This episode features the first-ever live audience taping of the MHS podcast Historians & Their Histories. Kanisorn Wongsrichanalai, from the MHS Research Department interviews special guests about their journeys to becoming historians. Betsy Klima, Professor of English at UMass Boston and recipient of the MHS NEH Long Term Fellowship, discusses her biographical research on Susanna Haswell Rowson, an 18th century best-selling author whose family experienced the Revolutionary period as loyalists, and her broader project examining women's power and literary influence in early America. Arthur Kamya, a PhD candidate at Boston University, shares his work on examining the Winthrop family's legal practices and discusses how the Massachusetts government was funded through licensing fees and other "sin taxes." Camden R. Elliott, an Assistant Professor of History at Auburn University, describes his environmental history of the Anglo-Wabanaki wars, analyzing how the non-human world shaped these conflicts from the 1670s through the 1760s. Madeline DeDe-Panken, PhD candidate at the Graduate Center at CUNY and recipient of the Mary B. Wright Environmental History Fellowship, discusses her dissertation on the history of foraging, particularly women's roles in late 19th and early 20th century mushroom foraging cultures and questions of whose knowledge was legitimized as scientific. The conversation explores their unexpected archival discoveries, what being a historian entails, and the challenges of doing historical work in current times.
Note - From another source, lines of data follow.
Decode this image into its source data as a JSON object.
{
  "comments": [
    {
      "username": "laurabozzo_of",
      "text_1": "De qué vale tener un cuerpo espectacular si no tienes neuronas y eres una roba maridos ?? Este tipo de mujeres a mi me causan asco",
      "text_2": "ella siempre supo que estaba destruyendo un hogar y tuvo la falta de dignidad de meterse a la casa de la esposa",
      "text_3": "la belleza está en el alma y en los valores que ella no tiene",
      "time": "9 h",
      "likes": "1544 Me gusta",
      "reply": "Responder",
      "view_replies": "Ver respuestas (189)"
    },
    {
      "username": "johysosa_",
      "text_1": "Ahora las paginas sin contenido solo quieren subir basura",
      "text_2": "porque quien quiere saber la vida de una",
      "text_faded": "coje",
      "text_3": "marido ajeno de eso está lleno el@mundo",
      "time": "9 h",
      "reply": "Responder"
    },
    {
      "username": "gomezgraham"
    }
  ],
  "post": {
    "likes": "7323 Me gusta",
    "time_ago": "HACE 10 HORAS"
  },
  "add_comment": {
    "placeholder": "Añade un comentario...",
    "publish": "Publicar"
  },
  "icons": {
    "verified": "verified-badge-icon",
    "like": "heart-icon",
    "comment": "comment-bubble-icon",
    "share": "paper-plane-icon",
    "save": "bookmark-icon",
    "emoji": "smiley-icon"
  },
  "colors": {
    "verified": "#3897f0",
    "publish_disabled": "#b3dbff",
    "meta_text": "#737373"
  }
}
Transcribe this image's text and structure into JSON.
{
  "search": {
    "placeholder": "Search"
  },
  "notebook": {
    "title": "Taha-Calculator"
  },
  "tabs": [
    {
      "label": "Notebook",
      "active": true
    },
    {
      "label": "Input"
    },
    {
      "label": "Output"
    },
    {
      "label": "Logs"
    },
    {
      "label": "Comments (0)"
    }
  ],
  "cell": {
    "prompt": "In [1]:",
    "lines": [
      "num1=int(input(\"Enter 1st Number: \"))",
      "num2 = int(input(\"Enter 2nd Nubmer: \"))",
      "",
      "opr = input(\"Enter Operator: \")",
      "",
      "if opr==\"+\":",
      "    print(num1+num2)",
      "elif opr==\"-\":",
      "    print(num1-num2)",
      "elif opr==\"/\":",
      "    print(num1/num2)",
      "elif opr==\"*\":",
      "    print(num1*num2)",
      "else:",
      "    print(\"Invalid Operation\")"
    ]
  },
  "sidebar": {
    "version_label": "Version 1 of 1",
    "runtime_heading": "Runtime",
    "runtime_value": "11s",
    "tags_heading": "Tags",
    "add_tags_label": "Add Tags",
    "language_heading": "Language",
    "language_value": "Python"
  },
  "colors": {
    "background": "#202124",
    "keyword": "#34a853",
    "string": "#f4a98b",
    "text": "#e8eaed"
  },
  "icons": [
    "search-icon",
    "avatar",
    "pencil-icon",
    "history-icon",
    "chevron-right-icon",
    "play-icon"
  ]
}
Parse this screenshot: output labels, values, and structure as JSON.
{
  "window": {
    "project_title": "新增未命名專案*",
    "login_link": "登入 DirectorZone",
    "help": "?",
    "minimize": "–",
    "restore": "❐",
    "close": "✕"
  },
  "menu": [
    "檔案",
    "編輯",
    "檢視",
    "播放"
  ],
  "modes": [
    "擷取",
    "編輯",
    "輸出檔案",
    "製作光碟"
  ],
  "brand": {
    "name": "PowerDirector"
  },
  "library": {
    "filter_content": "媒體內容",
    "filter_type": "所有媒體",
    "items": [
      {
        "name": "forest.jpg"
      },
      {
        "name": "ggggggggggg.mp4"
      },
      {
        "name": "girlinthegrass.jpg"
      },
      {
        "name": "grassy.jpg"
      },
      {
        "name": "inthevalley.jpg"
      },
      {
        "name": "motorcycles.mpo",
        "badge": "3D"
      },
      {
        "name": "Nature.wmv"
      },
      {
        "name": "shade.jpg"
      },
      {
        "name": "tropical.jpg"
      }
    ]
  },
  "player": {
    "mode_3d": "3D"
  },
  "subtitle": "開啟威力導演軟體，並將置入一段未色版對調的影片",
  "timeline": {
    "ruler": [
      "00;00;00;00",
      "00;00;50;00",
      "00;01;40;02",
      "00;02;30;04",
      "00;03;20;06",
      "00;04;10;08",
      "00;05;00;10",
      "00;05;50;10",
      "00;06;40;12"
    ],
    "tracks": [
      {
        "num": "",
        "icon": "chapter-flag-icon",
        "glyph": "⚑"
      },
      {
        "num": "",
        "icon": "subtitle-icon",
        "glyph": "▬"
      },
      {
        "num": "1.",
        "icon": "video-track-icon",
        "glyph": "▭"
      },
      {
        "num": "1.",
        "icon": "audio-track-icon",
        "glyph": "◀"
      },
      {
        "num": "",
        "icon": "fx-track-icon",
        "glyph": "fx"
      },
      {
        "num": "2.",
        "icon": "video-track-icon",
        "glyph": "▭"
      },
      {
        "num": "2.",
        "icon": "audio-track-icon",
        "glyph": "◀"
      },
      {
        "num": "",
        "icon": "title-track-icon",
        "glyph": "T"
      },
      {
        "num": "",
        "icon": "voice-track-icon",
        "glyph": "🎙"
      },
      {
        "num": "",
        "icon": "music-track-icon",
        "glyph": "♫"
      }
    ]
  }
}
Madeline DeDe-Panken is a recipient of a Mary B. Wright Environmental History Fellowship.
C.R. Elliott is a recipient of a Samuel Victor Constant Fellowship from the Society of Colonial Wars in Massachusetts and a fellowship from the New England Regional Fellowship Consortium.
Arthur George Kimera Kamya is a recipient of a fellowship from the New England Regional Fellowship Consortium.
Betsy Klima is a recipient of the long-term fellowship sponsored by the National Endowment for the Humanities and the Massachusetts Historical Society. She also received an Andrew W. Mellon Fellowship from the MHS.